Le contrat entre Ali Haddad et Danieli a été signé discrètement au mois de juillet dernier, a appris Algériepart suite à ses investigations. L’affaire a été conclue au moment où Ali Haddad faisait la guerre à Abdelmadjid Tebboune, l’ancien Premier-ministre qui avait tenté de mettre un terme à son influence sur les affaires et la politique.

Selon nos investigations, une ligne de crédit a d’ores et déjà été lancée auprès de plusieurs banques publiques et étrangères installées en Algérie pour financer ce méga-projet dont le coût atteint les 400 millions de dollars. Les italiens de Danieli attendent uniquement le déblocage des premières tranches de cet argent pour commencer leurs travaux et importer depuis l’Italie les machines et équipements industriels nécessaires au fonctionnement de la future aciérie.

De son côté, l’ETRHB, l’entreprise d’Ali Haddad, construira les hangars et d’autres partis de cette usine qui abritera également, a-t-on encore appris, un laminoir, à savoir une usine de transformation des métaux. Avec cette aciérie, Ali Haddad sera le troisième acteur important du marché du fer en Algérie après Tosyali, le géant turc qui détient en ce moment la plus importante unité de production de fer située la zone industrielle de Bethioua près d’Oran.

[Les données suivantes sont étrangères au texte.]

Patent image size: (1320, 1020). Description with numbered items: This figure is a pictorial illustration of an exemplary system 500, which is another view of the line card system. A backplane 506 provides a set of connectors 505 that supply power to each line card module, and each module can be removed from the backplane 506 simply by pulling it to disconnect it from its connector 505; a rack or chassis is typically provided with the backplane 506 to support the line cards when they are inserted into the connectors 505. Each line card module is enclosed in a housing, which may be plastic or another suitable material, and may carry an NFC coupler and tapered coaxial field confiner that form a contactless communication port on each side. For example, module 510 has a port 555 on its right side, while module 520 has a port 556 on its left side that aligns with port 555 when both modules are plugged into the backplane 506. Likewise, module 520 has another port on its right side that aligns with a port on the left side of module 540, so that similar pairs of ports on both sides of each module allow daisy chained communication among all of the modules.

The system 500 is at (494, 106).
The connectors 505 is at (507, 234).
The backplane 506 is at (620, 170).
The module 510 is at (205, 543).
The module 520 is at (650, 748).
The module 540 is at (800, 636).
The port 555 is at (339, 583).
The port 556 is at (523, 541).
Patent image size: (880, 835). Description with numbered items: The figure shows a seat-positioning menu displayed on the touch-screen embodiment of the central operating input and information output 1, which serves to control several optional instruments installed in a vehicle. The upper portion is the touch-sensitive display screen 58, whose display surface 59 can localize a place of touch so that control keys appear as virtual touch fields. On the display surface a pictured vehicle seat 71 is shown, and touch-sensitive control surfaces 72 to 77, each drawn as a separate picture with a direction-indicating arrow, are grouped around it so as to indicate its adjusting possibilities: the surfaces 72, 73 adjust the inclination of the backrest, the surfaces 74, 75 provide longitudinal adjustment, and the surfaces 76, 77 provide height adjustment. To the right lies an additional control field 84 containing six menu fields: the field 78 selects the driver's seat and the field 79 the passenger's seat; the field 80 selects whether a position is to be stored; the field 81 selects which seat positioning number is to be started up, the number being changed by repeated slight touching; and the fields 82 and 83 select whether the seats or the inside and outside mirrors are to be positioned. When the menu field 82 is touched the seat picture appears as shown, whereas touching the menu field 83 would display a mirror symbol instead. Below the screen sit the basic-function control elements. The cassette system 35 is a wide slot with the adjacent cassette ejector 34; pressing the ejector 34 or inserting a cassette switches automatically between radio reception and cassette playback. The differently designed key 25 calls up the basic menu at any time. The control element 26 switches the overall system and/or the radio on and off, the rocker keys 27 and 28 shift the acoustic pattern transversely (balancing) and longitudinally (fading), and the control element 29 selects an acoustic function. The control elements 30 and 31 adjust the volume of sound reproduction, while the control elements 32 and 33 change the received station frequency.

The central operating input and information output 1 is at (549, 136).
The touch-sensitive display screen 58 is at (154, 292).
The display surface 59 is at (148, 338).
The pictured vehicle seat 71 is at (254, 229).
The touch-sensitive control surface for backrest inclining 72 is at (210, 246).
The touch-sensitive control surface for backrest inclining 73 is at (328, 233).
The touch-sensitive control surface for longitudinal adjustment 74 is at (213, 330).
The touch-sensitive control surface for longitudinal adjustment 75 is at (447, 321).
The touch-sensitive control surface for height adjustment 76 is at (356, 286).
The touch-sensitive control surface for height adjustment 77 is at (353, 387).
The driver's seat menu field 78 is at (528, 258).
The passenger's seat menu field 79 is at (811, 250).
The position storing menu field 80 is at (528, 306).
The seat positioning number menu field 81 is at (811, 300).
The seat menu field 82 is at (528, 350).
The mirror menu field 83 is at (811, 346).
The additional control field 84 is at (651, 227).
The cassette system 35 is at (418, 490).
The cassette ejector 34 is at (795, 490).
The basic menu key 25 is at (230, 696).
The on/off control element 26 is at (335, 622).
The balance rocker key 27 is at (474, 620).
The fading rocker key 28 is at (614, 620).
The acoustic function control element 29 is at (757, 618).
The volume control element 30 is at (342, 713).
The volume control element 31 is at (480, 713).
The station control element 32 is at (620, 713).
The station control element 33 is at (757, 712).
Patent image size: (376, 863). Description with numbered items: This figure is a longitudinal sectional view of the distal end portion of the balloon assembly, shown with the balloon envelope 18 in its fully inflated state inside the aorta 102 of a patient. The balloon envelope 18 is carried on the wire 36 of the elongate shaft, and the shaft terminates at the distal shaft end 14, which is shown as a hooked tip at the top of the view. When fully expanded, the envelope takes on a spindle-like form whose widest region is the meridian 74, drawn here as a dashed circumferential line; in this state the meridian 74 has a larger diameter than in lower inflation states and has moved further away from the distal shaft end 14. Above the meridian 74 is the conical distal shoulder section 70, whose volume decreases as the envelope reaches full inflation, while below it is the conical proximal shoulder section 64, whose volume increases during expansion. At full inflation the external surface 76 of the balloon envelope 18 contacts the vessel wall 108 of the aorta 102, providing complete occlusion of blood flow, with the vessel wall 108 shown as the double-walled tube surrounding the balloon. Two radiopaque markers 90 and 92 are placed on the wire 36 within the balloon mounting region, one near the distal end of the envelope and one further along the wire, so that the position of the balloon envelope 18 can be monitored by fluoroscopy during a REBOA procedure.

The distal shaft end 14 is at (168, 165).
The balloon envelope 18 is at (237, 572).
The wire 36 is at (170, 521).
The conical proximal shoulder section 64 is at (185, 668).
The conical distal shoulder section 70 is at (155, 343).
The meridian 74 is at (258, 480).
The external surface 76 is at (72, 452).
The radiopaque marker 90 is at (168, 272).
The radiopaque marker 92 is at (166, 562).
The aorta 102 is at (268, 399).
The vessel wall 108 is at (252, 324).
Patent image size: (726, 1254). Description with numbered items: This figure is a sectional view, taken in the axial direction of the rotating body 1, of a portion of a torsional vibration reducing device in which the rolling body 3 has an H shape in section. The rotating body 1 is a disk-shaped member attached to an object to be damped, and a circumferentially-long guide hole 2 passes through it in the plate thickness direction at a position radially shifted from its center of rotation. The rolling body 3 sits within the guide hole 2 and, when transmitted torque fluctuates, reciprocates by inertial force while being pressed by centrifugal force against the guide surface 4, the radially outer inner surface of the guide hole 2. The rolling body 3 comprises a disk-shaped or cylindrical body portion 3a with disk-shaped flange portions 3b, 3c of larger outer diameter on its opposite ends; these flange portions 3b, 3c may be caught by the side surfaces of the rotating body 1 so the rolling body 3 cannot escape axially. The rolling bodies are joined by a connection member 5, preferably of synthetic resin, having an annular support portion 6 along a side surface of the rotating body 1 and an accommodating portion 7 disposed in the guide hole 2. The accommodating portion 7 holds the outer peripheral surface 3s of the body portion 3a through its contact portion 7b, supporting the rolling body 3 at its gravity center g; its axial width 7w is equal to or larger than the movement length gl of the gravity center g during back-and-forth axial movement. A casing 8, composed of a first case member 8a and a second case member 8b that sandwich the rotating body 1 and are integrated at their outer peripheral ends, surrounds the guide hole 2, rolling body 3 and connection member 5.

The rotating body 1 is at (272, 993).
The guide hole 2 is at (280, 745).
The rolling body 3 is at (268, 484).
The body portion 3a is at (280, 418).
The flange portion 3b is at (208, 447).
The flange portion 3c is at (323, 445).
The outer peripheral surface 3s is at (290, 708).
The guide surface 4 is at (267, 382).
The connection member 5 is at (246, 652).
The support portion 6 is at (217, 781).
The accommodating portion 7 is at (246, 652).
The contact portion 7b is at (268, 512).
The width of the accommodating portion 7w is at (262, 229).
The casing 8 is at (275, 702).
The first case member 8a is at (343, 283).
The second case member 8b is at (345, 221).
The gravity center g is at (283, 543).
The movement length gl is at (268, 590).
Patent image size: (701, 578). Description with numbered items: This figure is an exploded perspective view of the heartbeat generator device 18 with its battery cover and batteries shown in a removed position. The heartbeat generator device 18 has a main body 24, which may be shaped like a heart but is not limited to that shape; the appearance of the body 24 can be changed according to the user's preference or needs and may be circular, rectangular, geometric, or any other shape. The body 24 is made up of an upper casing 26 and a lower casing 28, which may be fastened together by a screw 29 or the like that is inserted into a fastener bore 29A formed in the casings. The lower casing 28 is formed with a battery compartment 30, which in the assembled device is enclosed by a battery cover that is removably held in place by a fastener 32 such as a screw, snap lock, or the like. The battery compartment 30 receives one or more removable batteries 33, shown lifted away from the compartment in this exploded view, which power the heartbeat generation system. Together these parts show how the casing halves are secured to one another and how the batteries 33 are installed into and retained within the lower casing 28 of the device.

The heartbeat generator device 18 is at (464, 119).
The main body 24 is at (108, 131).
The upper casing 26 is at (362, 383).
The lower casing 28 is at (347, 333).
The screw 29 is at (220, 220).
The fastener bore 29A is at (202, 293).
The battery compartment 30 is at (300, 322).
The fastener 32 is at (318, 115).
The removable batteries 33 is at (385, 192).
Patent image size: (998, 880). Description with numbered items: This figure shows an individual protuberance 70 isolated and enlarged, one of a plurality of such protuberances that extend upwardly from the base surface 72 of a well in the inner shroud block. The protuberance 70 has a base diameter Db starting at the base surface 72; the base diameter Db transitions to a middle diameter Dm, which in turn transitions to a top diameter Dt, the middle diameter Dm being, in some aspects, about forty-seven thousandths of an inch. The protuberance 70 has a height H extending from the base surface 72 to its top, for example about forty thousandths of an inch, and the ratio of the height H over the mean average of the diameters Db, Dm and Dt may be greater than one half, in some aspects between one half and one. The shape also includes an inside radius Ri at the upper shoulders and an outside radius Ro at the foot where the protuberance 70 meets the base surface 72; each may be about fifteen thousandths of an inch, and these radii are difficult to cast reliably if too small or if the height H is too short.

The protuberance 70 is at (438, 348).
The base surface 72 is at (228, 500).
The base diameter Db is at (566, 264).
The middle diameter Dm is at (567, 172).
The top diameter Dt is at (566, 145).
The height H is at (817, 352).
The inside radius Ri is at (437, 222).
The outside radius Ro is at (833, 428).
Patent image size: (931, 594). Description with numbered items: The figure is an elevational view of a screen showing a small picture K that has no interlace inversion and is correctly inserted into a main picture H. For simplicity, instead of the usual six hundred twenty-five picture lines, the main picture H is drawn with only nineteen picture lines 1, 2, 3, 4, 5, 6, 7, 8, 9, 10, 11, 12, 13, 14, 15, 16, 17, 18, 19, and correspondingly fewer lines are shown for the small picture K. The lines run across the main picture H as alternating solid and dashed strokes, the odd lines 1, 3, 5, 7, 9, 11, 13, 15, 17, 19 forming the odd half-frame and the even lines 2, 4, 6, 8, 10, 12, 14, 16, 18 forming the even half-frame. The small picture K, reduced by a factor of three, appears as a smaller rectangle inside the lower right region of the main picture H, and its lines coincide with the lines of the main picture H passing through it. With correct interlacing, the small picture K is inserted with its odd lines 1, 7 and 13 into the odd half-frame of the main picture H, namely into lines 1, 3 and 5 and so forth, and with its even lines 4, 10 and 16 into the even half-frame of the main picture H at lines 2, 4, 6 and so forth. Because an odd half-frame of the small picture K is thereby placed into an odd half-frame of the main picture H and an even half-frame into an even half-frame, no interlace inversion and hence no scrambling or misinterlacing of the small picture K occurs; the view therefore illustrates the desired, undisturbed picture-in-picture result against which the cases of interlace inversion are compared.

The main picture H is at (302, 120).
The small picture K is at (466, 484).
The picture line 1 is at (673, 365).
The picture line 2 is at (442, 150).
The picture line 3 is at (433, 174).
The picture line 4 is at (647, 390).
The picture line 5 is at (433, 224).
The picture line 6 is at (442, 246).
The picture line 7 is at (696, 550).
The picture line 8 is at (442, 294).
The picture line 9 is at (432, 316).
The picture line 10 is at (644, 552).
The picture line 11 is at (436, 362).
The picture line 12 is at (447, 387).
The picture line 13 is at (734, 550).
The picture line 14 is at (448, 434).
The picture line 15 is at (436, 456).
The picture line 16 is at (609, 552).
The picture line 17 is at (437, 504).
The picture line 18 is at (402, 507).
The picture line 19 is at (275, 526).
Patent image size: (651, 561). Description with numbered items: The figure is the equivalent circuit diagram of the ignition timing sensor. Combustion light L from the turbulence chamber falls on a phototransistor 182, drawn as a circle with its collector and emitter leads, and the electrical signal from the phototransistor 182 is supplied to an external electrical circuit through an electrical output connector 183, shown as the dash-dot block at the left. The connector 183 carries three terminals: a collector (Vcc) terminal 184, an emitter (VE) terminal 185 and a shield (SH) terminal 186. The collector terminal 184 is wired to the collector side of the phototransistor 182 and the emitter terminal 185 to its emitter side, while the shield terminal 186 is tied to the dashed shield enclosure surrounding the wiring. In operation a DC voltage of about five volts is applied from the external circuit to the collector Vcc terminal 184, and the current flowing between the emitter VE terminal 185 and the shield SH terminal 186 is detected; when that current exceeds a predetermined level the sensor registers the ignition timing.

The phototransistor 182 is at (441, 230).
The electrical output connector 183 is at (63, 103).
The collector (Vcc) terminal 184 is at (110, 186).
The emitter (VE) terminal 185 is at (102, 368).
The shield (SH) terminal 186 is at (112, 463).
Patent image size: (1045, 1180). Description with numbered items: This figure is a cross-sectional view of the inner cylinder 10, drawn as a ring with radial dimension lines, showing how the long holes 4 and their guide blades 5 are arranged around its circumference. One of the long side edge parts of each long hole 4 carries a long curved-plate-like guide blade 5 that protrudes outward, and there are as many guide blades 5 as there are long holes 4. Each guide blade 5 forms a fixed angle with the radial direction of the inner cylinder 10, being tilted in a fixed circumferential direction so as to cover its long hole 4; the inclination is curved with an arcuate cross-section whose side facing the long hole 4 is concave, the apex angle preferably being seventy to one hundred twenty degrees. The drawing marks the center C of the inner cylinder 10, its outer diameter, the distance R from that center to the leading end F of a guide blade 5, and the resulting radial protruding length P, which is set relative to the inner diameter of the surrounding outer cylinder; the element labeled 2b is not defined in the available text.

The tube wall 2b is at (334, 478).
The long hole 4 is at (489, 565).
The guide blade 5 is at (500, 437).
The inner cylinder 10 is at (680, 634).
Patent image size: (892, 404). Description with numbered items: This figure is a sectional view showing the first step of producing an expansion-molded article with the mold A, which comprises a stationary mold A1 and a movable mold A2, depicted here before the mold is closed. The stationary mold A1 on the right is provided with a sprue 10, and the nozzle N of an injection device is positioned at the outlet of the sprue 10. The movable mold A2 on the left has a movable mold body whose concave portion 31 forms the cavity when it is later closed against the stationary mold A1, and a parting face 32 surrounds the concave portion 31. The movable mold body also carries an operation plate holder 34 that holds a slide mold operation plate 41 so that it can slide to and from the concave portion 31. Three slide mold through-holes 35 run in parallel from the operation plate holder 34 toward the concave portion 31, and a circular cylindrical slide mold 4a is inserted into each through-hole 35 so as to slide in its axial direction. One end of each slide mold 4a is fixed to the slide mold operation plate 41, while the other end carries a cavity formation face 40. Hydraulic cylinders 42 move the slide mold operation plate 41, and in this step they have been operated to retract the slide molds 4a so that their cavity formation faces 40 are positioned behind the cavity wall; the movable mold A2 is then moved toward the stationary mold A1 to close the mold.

Le patron de l’ETRHB ne sera également distancé que par les qataris avec leur complexe sidérurgique de Bellara basé à Jijel.

Fruit d’un partenariat entre le groupe algérien Sider (51%) et l’entreprise Qatar-Steel (49%), le complexe sidérurgique de Bellara produira, dans une première phase, 2 millions de tonnes d’acier par an, puis 5 millions de tonnes dans une deuxième phase. Mais, selon notre enquête, les travaux de ce futur complexe, dirigés également par les italiens Danieli, ne sont pas encore achevés et il faudra attendre au moins une année pour lancer la production dans cette immense acierie. Ali Haddad joue ainsi dans la cour des grands au moment où l’Algérie souffre d’une sérieuse crise financière.